At the time, The Painters Arms on the island was frequented by a strong contingent of the “free French” who crewed motor torpedo boats based in Cowes.

Such was their yearning for the garlicky taste of home, they placed their request with a flight of special operations executives heading into German-occupied France and were rewarded with a sack of garlic on their return.

It was perhaps a late descendent of this French line that grew in the garden of Colin Boswell’s mother in the mid-1950s and ultimately led to the development of The Garlic Farm on the Island.

When Colin Boswell (pictured above) returned to his parents’ farm in 1976, the family decided to look into alternative crops in addition to sweetcorn growing. With more food writers of the time cooking with garlic, and the Boswell family’s keen interest in cuisine, they decided to look into the feasibility of growing the crop.

“I travelled to France and California to research growing it and quickly found the best garlic for our climate was the mountain garlic from the Auvergne region in France,” explains Colin.
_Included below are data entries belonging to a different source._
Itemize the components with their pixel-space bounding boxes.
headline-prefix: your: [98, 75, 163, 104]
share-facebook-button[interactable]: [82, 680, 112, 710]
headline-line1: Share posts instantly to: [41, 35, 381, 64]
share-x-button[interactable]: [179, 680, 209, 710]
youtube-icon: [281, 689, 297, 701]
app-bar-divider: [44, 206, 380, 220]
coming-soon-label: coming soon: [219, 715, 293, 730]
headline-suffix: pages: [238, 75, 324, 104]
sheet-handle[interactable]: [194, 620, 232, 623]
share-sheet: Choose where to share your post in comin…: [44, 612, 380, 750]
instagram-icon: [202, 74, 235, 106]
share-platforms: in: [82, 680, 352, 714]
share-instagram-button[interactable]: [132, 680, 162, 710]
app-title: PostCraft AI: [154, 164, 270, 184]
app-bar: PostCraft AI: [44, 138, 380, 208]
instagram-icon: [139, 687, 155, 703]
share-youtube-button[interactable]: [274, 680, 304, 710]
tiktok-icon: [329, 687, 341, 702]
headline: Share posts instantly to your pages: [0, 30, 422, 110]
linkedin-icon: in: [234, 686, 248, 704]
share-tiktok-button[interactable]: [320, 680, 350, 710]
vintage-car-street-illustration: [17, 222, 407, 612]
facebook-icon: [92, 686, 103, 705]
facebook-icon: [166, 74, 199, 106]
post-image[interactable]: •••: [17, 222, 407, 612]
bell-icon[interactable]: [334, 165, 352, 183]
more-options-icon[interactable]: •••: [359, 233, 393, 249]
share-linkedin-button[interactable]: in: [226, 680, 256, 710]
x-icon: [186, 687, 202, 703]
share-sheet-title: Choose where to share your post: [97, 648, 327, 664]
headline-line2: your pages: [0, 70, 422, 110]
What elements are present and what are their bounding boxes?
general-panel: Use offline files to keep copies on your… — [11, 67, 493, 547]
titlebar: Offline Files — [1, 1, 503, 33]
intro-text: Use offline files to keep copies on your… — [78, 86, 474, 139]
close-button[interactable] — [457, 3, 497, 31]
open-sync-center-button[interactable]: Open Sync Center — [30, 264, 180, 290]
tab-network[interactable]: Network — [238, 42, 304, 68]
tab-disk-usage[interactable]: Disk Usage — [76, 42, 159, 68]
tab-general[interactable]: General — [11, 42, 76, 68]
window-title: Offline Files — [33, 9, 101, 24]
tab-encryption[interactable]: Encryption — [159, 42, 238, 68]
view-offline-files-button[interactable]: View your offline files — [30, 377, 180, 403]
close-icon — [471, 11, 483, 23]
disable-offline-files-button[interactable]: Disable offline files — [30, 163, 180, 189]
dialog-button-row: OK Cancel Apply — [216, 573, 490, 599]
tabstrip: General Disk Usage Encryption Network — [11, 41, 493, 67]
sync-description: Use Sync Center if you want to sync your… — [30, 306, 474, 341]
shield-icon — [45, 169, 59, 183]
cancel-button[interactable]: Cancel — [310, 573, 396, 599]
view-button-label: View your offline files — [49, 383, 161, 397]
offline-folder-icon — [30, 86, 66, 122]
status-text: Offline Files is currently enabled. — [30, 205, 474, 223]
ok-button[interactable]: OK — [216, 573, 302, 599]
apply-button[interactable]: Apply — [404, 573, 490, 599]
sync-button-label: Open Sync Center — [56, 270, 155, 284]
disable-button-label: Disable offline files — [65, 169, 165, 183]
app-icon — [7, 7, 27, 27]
The family started by growing two acres and then quickly began supplying supermarkets. Such was the demand they had to import to meet orders.

Garlic box

“We now have 60 acres of conventional garlic and 20 acres of elephant garlic. Elephant garlic is from the States and more of a leek with garlic tendencies. It’s not strong and, at 5-6 inches across, it’s for people who want a presence on a plate. It’s a fun vegetable,” says Colin.

However, in 1999 Colin decided to change the business structure and sold the importing business to focus on selling direct to the public.

“We decided to change track and sell to farmers markets and delis. I enjoy selling direct to the customer,” he says.

He now sells bulbs and products direct to the customer and has carved out a business including a restaurant and farm shop selling 50 added value products. Anyone wanting to make the most of the legend surrounding garlic as a way of warding off vampires can take advantage of the “vampire” range which includes Transylvanian pickled garlic and Vampire’s relish. “In the past, people used to hide garlic in things like spag bol, but now it’s come out and people are getting quite addicted to it,” he says.

Conventional garlic is either sown in the spring or autumn depending on variety, with elephant garlic planted early autumn. On average, conventional garlic yields 20,000 bulbs/acre, with 12-16 individual cloves per bulb. Autumn planted cloves are ready in June and spring planted in July.

“You easily get about 30% losses across a field,” says Colin. “Never underestimate the water needs of garlic. We apply four inches of water between April and June through overhead irrigation. In dry years, you will get substantially smaller bulbs.”